Tuesday, November 13, 2007

Dancing with Exoticism

For a little while now, exoticism has bothered me. The practice of it does not bother me so much as the label itself. Some poets and artists I know are wary of the appellation and try to avoid any reference to cultures not their own, like an unleashed pit bull. This disturbs me on many levels.

Wikipedia says this:
Exoticism, by definition, is "the charm of the unfamiliar." Scholar Alden Jones defines exoticism in art and literature as the representation of one culture for consumption by another. An archetypical example is the artist and writer Paul Gauguin and his representations of Tahitian people and landscapes for a French audience.
This doesn't sound bad at all. Foreign lands have always been the topic of great works of art. Even Beowulf deals with the mysteries and charms of travel. We all want to see things yet unseen. Rumi writes about venturing into the void. Hamlet is enamored with the undiscovered country. We want something from these places. What artist has not reached into the darkness to extract something for their audiences? Isn't it precisely that which we love about artists? They go places we haven't; they have things we don't.
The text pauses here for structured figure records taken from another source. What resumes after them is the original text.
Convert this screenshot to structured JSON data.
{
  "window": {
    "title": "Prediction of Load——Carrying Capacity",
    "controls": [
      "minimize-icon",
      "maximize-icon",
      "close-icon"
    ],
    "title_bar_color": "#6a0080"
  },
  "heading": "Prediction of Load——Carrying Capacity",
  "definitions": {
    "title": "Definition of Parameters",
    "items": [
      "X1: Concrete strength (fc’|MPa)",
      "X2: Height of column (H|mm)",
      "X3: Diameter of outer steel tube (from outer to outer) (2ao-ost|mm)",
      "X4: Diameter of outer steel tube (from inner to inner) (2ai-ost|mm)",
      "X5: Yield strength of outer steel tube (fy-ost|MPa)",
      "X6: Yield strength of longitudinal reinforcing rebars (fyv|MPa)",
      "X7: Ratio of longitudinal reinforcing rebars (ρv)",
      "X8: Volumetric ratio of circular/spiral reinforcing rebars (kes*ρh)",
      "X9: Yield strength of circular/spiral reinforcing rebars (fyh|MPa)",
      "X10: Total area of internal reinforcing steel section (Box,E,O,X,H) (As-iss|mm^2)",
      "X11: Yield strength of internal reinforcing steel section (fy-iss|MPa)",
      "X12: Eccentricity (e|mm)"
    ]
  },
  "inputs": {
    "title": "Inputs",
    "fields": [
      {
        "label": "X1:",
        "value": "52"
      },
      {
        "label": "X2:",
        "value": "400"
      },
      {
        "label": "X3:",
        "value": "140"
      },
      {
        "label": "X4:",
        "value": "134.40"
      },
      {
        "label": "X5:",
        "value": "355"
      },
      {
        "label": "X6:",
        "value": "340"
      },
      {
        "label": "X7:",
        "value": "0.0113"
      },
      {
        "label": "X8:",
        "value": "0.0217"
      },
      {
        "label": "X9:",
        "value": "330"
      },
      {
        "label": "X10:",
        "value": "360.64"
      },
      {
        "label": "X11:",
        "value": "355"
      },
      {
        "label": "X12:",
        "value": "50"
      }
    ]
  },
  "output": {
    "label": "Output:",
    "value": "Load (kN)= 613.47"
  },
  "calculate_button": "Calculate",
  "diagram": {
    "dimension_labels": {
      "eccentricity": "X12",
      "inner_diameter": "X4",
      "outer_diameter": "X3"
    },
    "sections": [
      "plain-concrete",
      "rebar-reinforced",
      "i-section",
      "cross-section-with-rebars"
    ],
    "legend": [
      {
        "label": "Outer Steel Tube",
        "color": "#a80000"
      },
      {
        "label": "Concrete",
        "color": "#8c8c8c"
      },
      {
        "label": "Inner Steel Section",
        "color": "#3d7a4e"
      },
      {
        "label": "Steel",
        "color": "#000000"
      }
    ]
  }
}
If Mata Hari were just another European dancer, she might have escaped the firing squad. Inspiration from afar became the very thing that people feared in her. She had unearthly powers to seduce men of rank, the charm of the foreign, supposedly. She defined exotic dancing, something considered taboo even now in the west. Her execution is tragic. It is the only good reason I can think of to fear Exoticism. When you're different, stupid people tend to fear and hate you.

But as an artist, you already run the risk; the hounds may turn on you at any moment.

Language itself is foreign. This external thing we use to describe and define our internal machinations is a star we can only study at a distance. Every story is forbidden, every word is an ember, every sentence a prominence. The star-dogged moon is a disastrous omen, but it is beautiful, and everyone loves stars.

Language is the closest star. When we make art from language, we are skirting the scorching periphery .

I can't tell you who the poets and writers are who are afraid of exoticism. They asked me not to mention their names. But they're fairly famous and very smart. I think they are afraid of becoming Victorians who appropriate, quantify, and quaintify culture. They seem to think that exoticism is akin to racism. But celebrating the beauty and charm of the foreign is not sinister. And i don't think anyone will ever mistake them for Victorians.

Perhaps exoticism is one of those words that gets barked and howled into the night sky so often that it loses its meaning. But if you are going to be afraid of the night or the sounds therein, stay indoors.

I'd rather my work be exotic than domestic.

1 comment:

Glenn Ingersoll said...

You should write about what you know, you exotic foreign flower you.